The defendant said Herring started trying to yank the gun away from her with both his hands. She described this effort as something that felt like a combination of pushing and prying on her right hand.

During a demonstration with a toy gun, Payne and her defense team put forth a version of events where the struggle for the gun resulted in one of Herring’s four right-hand fingers to fall onto the trigger.

All the while, the defendant said, she screamed for Herring to stop.

“As he’s pulling it is when it — the trigger went off,” she said. “After it went off, my entire body kind of fell backwards.”

While the 911 call did not pick up Payne screaming repeatedly at Herring, a bystander’s cellular phone video caught the tail end of the struggle between the two and jurors heard audio that Payne did scream at him.

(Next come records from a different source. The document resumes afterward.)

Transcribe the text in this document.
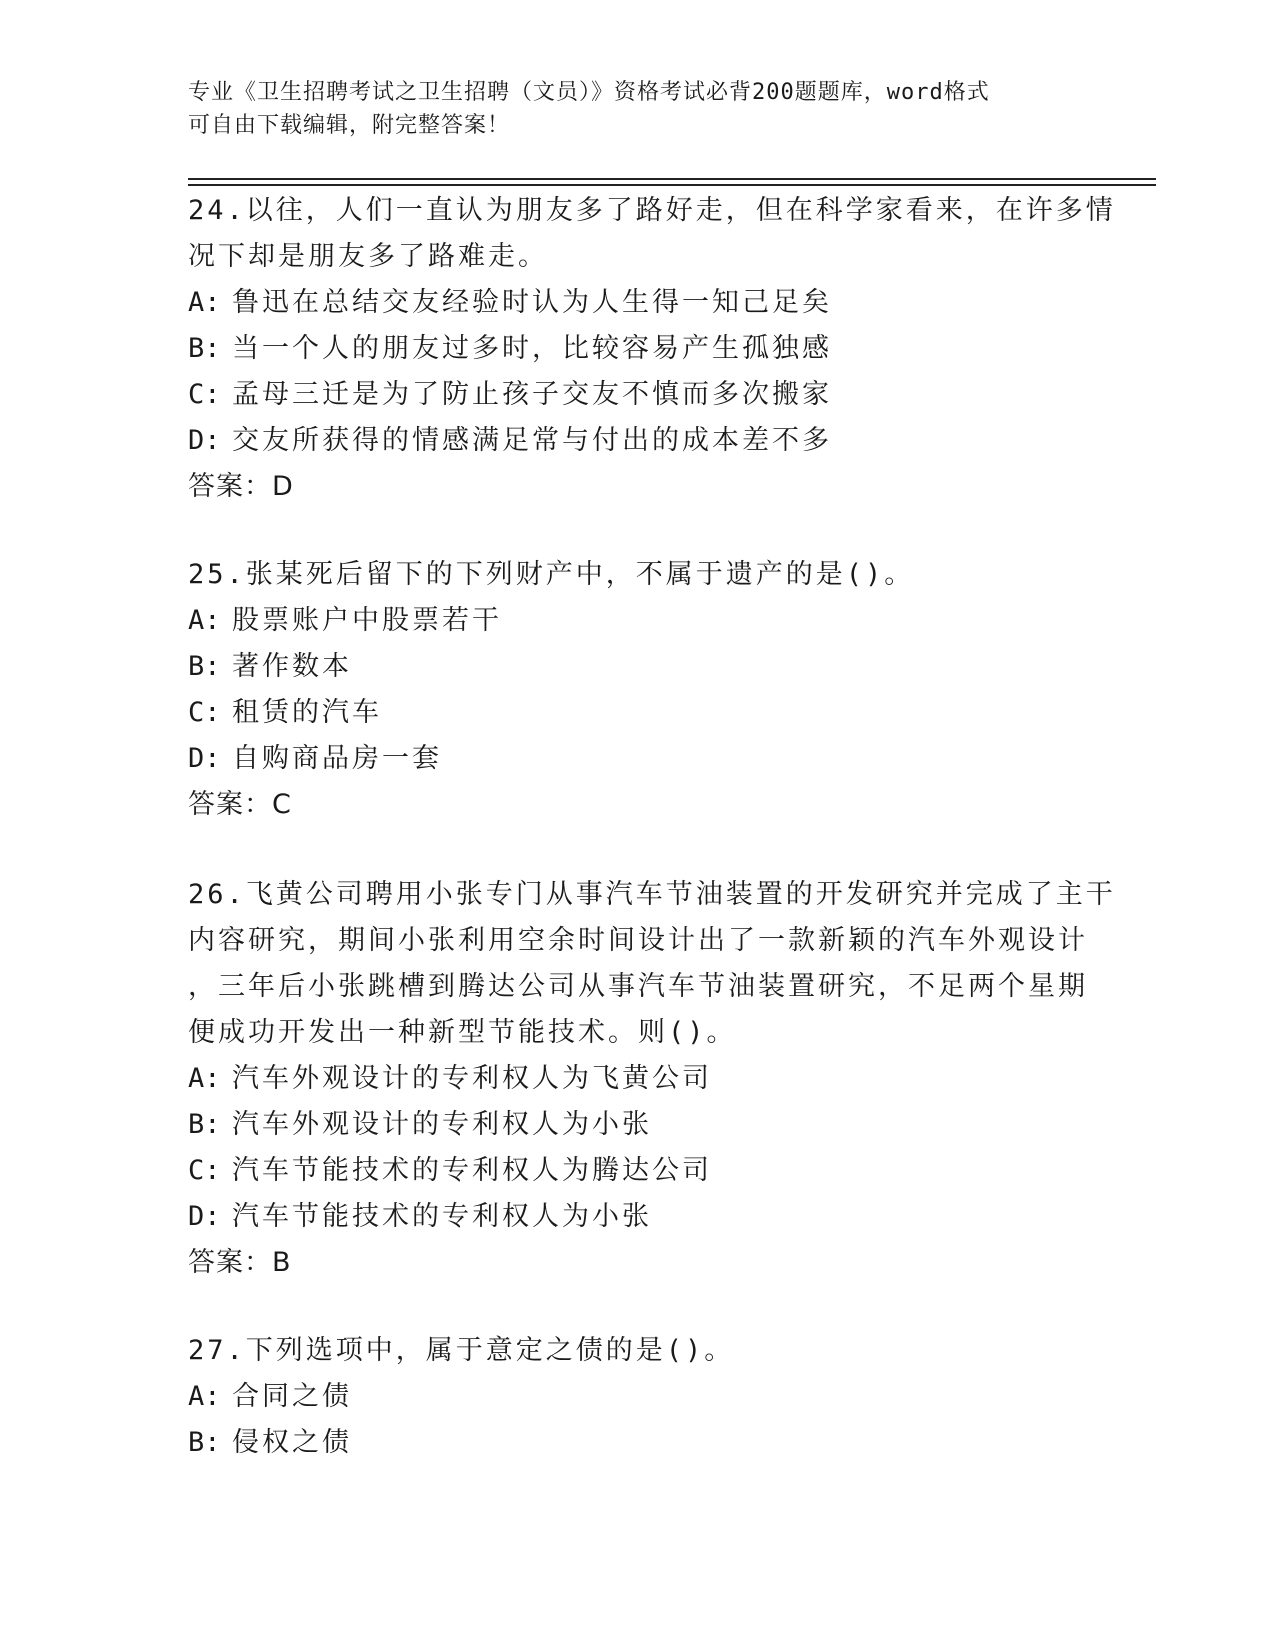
专业《卫生招聘考试之卫生招聘（文员）》资格考试必背200题题库，word格式
可自由下载编辑，附完整答案！
24.以往，人们一直认为朋友多了路好走，但在科学家看来，在许多情
况下却是朋友多了路难走。
A: 鲁迅在总结交友经验时认为人生得一知己足矣
B: 当一个人的朋友过多时，比较容易产生孤独感
C: 孟母三迁是为了防止孩子交友不慎而多次搬家
D: 交友所获得的情感满足常与付出的成本差不多
答案：D
25.张某死后留下的下列财产中，不属于遗产的是()。
A: 股票账户中股票若干
B: 著作数本
C: 租赁的汽车
D: 自购商品房一套
答案：C
26.飞黄公司聘用小张专门从事汽车节油装置的开发研究并完成了主干
内容研究，期间小张利用空余时间设计出了一款新颖的汽车外观设计
，三年后小张跳槽到腾达公司从事汽车节油装置研究，不足两个星期
便成功开发出一种新型节能技术。则()。
A: 汽车外观设计的专利权人为飞黄公司
B: 汽车外观设计的专利权人为小张
C: 汽车节能技术的专利权人为腾达公司
D: 汽车节能技术的专利权人为小张
答案：B
27.下列选项中，属于意定之债的是()。
A: 合同之债
B: 侵权之债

In response to a question from her attorney, Payne said she had “no idea” the events of that day would end the way they did.

Asked by her attorney what she “took away from all this” some four-and-a-half years later, the defendant appeared to tear up.

Wearing a light blue shirt with a large, gold-colored cross on a gold-colored chain plunging into her neckline, Payne cleared her sinuses and said: “Clearly trying to do the right thing is not the right answer.” She added that she would never try to help anybody ever again.

The defendant — throughout the direct examination, cross-examination, and redirect from her own attorney — readily said there were several ways the events of May 7, 2019, “could have just been avoided.”

On the state’s re-cross-examination, the prosecutor sought to establish that the primary way the loss of life could have been avoided was if the defendant had not “introduced a gun into this incident”

“I introduced the gun to try and save my life,” Payne replied.